Steve Burnett, 38, who is also a piano tuner and artist, believes that his handmade violins produce a louder and more authentic sound than modern instruments after being finished with old-fashioned varnishes.
Burnett, who makes the violins to order in his Merchiston workshop from choice wood – compares the sound to a vintage wine that has mellowed with age.
“Up until the middle of the 18th century, Italian violin makers led the world with their instruments at Cremona ,” he said.
“The quality of their instruments began later to decline when the makers switched varnish to something that produces more of a shiny finish, but I believe this detracts from the tone.
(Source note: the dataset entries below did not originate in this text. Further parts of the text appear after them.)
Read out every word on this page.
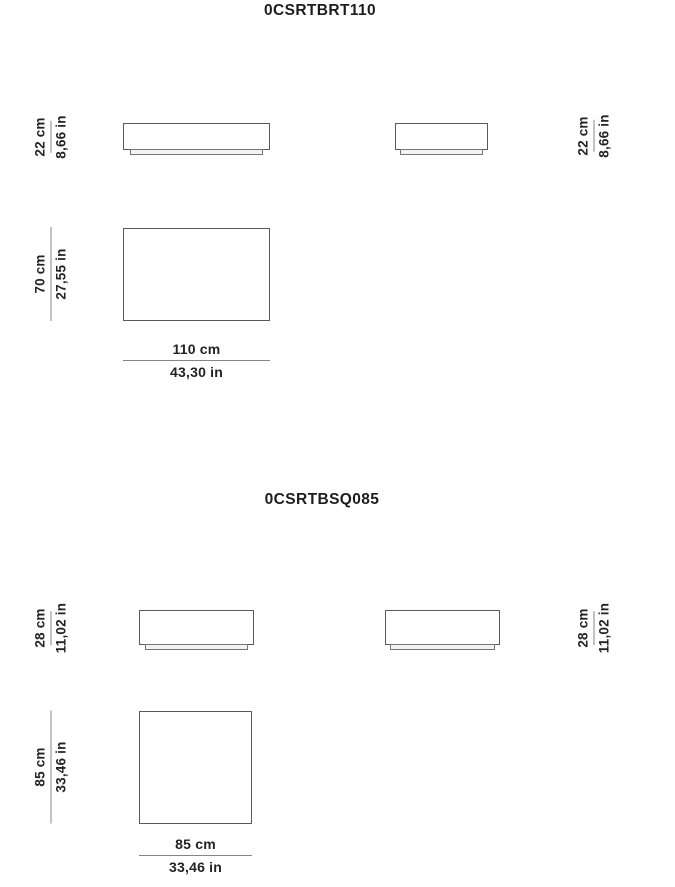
0CSRTBRT110
22 cm 8,66 in	22 cm 8,66 in
70 cm 27,55 in
110 cm
43,30 in
0CSRTBSQ085
28 cm 11,02 in	28 cm 11,02 in
85 cm 33,46 in
85 cm
33,46 in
“What I am doing is going back to some of the varnish mixes that produced the sound from instruments that survive today and sound so good. My violins may look a little less refined than some but they produce a wonderful sound which is louder and sweeter than other instruments.”
Although Burnett is not seeking any official recognition for his brand of violins, his instruments have been endorsed by Scottish fiddlers who find their louder sound ideal for their craft.
Greg Borland, 38, who had been taught by the fiddler Hector MacAndrew, and plays in the Scottish band Burach, said many of his peers were looking at using the instruments.
“What marks these violins out is that even when they are new they produce a bigger and sweeter tone which you would usually associate with a violin that had time to age and mellow,” he said.